ZMET Molten Aluminum Analyzer
Z-MET™ is a vacuum gas & inclusion testing apparatus for molten aluminum.


Z-MET™ analyzes the presence of dissolved hydrogen gas and inclusions inside molten aluminum on a qualitative real-time basis. Z-MET™ is used by process metallurgists when immediate knowledge of cleanliness of molten aluminum is required for quality control and process correction. The analyzer has application in plants which manufacture highly sophisticated aluminum alloys and MMCs for aerospace, defense, nuclear, automotive, and electronic industries.

Method of Testing

150 gms of molten aluminum (2” dia x 1” height) is collected in a specially designed crucible and vacuum chamber. The sample is solidified under ultra high vacuum generated very quickly in the solidifying chamber. The solidification process is viewed over a CTV screen. A video camera helps the operator to analyze the extent of hydrogen gas and the eruption of inclusions present in the sample. The Z-MET™ in-line test is extremely rapid and takes about 5 minutes from sample collection to completion of the test.

Z-MET Unit Specifications

  • Size: 42” (1060 mm) x 42” (1060 mm) x 72” (1828 mm)

  • Weight: 200 lbs (91 kg) on mobile base

  • Voltage: Available in 120/220 volts 50/60 Hz

  • Gas Detection: From 0.08 cc/100 gms to 0.42 cc/100 gms

  • Inclusions: From 20 microns to 3.0 mm qualitative

  • Process Consumables: None


1 year parts and labor warranty, excluding the vacuum pump.

Application Background

Molten aluminum alloys contain four types of impurities:

  • Dissolved hydrogen gas

  • Inclusions (metallic & non-metallic)

  • Dissolved alkali & alkaline earth metals

  • Salts of alkali & alkaline earth metals

These impurities have to be detected and removed prior to casting. Z-MET™ provides an immediate real time qualitative answer as to how much gas and inclusions are present inside molten aluminum. The Z-MET™ technique is based on the fact that, during solidification of the molten alloy under vacuum, the impurities behave in a definite manner. The solubility of hydrogen in the solidified metal is 20 times lower than its solubility in the molten metal. As a result, when vacuum is applied on top of solidifying melt, the hydrogen gas that is rejected ahead of the solidification front is lifted to the top of sample and the size of the gas bubbles and their number are directly proportional to the amount of gas present in the dissolved state. Rejected gas & inclusions are detected under the video camera. The hydrogen gas always preferentially nucleates at a site where an inclusion is present. Also, whether the inclusions are metallic or non-metallic (i.e. simple or complex ceramic particles) they are always floated to the top of the solidifying metal if vacuum is applied on the surface of the molten metal. Thus, the observation of the sample of molten metal “during” the solidification process reveals maximum information on the internal cleanliness of the molten metal.

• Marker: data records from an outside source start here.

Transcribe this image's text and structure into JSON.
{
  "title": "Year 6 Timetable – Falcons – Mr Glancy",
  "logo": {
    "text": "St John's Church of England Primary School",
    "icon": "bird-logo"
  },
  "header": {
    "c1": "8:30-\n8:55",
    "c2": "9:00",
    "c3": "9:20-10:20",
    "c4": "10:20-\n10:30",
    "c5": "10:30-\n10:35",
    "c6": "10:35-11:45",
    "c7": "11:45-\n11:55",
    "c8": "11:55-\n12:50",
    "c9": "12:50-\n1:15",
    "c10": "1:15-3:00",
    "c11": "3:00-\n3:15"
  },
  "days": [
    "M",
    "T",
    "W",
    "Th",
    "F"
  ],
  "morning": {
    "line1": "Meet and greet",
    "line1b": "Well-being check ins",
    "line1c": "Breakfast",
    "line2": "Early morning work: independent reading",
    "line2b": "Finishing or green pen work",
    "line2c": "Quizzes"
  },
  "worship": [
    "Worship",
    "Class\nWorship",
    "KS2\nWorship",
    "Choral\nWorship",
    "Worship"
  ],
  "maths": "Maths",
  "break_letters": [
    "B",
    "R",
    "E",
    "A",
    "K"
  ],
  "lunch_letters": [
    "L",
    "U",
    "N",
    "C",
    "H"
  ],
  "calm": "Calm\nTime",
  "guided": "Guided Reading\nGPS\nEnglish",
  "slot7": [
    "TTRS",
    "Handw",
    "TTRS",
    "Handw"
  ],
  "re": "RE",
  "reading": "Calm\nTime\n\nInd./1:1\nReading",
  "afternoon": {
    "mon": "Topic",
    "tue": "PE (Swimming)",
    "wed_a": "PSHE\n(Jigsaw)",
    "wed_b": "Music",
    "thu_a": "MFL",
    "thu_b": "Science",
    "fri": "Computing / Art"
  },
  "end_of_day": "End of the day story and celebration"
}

For example, when gas content of molten alloy is 0.10 cc/100 gm, under 0.5 Torr vacuum, an alloy will show 3 small bubbles (0.1” dia) if inclusions are present or only one large bubble (0.25” dia) if the metal has low inclusion count. So the total number of bubbles released in the vacuum test gives a composite reading on the presence of gas and inclusions in the metal.

The presence or absence of molten salts is also detected by virtue of the fact that the salt changes the surface tension of the alloy at the boundary of the gas bubble. A typical bubble under vacuum is allowed to grow to good extent inside the solidification chamber if salts are present in the molten state of the alloy. In absence of the salt the bubble size remains relatively small before a break results in the surface of the bubble by the combined effect of vacuum and the buoyancy force of the hydrogen gas inside the bubble.

Therefore, by observing as to how long a bubble has remained as a bubble of same size (i.e. without growing or rupturing) in equilibrium with continuously applied vacuum an experienced operator can make qualitative decision regarding presence or absence of salts hand-in-hand with gas and inclusion detection. Z-Met thus provides a simultaneous qualitative determination of presence of impurities in the molten aluminum and allows process metallurgists to implement a process correction in the right direction.

A video recording device (available separately) can be attached to the camera or CRT screen output and batch to batch data can be maintained on the quality of the melt as a function of heat number.